There have been numerous pieces about intermarriage in the press lately. I am not really sure why they have suddenly emerged. Perhaps it is the result of several books that have been recently published. But I have decided to follow the advice of one of my teachers in rabbinical school, Alvin Reines z”l (of blessed memory). And while I usually disagreed with much of his religious philosophy, I often appreciated his practical advice. He often told us that sometimes silence is the best response, especially to public positions taken that are patently absurd. Rather, he suggested, let people determine on their own how absurd are the positions. You, he would argue, do not need to point it out. So here are some reasons why I have chosen not to respond, in particular, to those articles that are being written.

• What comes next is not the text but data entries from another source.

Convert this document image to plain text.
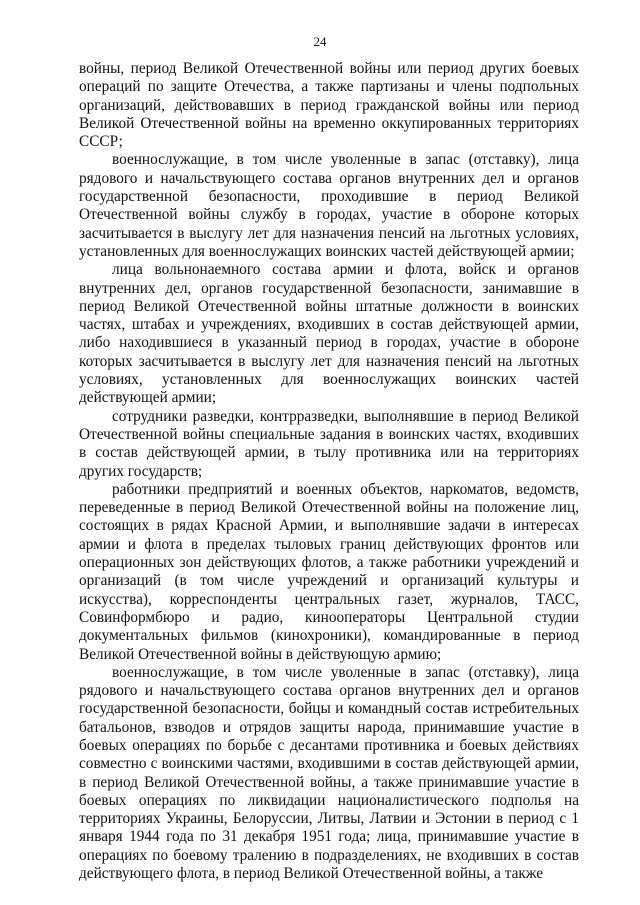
24

войны, период Великой Отечественной войны или период других боевых операций по защите Отечества, а также партизаны и члены подпольных организаций, действовавших в период гражданской войны или период Великой Отечественной войны на временно оккупированных территориях СССР;

военнослужащие, в том числе уволенные в запас (отставку), лица рядового и начальствующего состава органов внутренних дел и органов государственной безопасности, проходившие в период Великой Отечественной войны службу в городах, участие в обороне которых засчитывается в выслугу лет для назначения пенсий на льготных условиях, установленных для военнослужащих воинских частей действующей армии;

лица вольнонаемного состава армии и флота, войск и органов внутренних дел, органов государственной безопасности, занимавшие в период Великой Отечественной войны штатные должности в воинских частях, штабах и учреждениях, входивших в состав действующей армии, либо находившиеся в указанный период в городах, участие в обороне которых засчитывается в выслугу лет для назначения пенсий на льготных условиях, установленных для военнослужащих воинских частей действующей армии;

сотрудники разведки, контрразведки, выполнявшие в период Великой Отечественной войны специальные задания в воинских частях, входивших в состав действующей армии, в тылу противника или на территориях других государств;

работники предприятий и военных объектов, наркоматов, ведомств, переведенные в период Великой Отечественной войны на положение лиц, состоящих в рядах Красной Армии, и выполнявшие задачи в интересах армии и флота в пределах тыловых границ действующих фронтов или операционных зон действующих флотов, а также работники учреждений и организаций (в том числе учреждений и организаций культуры и искусства), корреспонденты центральных газет, журналов, ТАСС, Совинформбюро и радио, кинооператоры Центральной студии документальных фильмов (кинохроники), командированные в период Великой Отечественной войны в действующую армию;

военнослужащие, в том числе уволенные в запас (отставку), лица рядового и начальствующего состава органов внутренних дел и органов государственной безопасности, бойцы и командный состав истребительных батальонов, взводов и отрядов защиты народа, принимавшие участие в боевых операциях по борьбе с десантами противника и боевых действиях совместно с воинскими частями, входившими в состав действующей армии, в период Великой Отечественной войны, а также принимавшие участие в боевых операциях по ликвидации националистического подполья на территориях Украины, Белоруссии, Литвы, Латвии и Эстонии в период с 1 января 1944 года по 31 декабря 1951 года; лица, принимавшие участие в операциях по боевому тралению в подразделениях, не входивших в состав действующего флота, в период Великой Отечественной войны, а также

1. Unlike in previous articles, neither Big Tent Judaism/Jewish Outreach Institute (JOI) nor I were named explicitly or implicitly. Our board made a decision some years ago not to respond to such pieces unless we were specifically named since it does no one any good to engage in what I call “Jew wars.”
2. During this time of year, I am particularly mindful of the challenge of being respectful to one another, even in the context of a philosophical debate.
3. I refuse to allow someone else to set the agenda for our work. Rather than responding, I would prefer to follow the advice of my colleague Paul Steinberg z”l who would often say “let your deeds sing your praises.” After 25 years of work, JOI has a proven track record. It can stand on its own as a rebuttal to any claim our critics make.
4. The positions that are being taken are old arguments. We have publicly responded to them on numerous occasions. Since there are no new arguments being made in these articles, it is silly to repeat those arguments.
5. I refuse to allow the work we are doing with regard to intermarriage to be classified in terms like “war” or “battle.” Any response would be an affirmation of such terms.
6. To divide the Jewish community along the lines of intermarriage is archaic. The great divide is along the lines of engagement.
7. To intermarry is a choice people are entitled to make. The goal of the Jewish community must be to provide meaning to these couples, and not to judge the decisions they have made.
8. I fear that these articles allow some people to respond and use such reactions as cover for the positions they take, which are commonly known. Our positions are known and we welcome people who want to work along with us.
It is time to move the conversation away from who people marry to how they raise their children. We welcome all those who want to work with us—and join us in the opportunity to shape an optimistic Jewish future.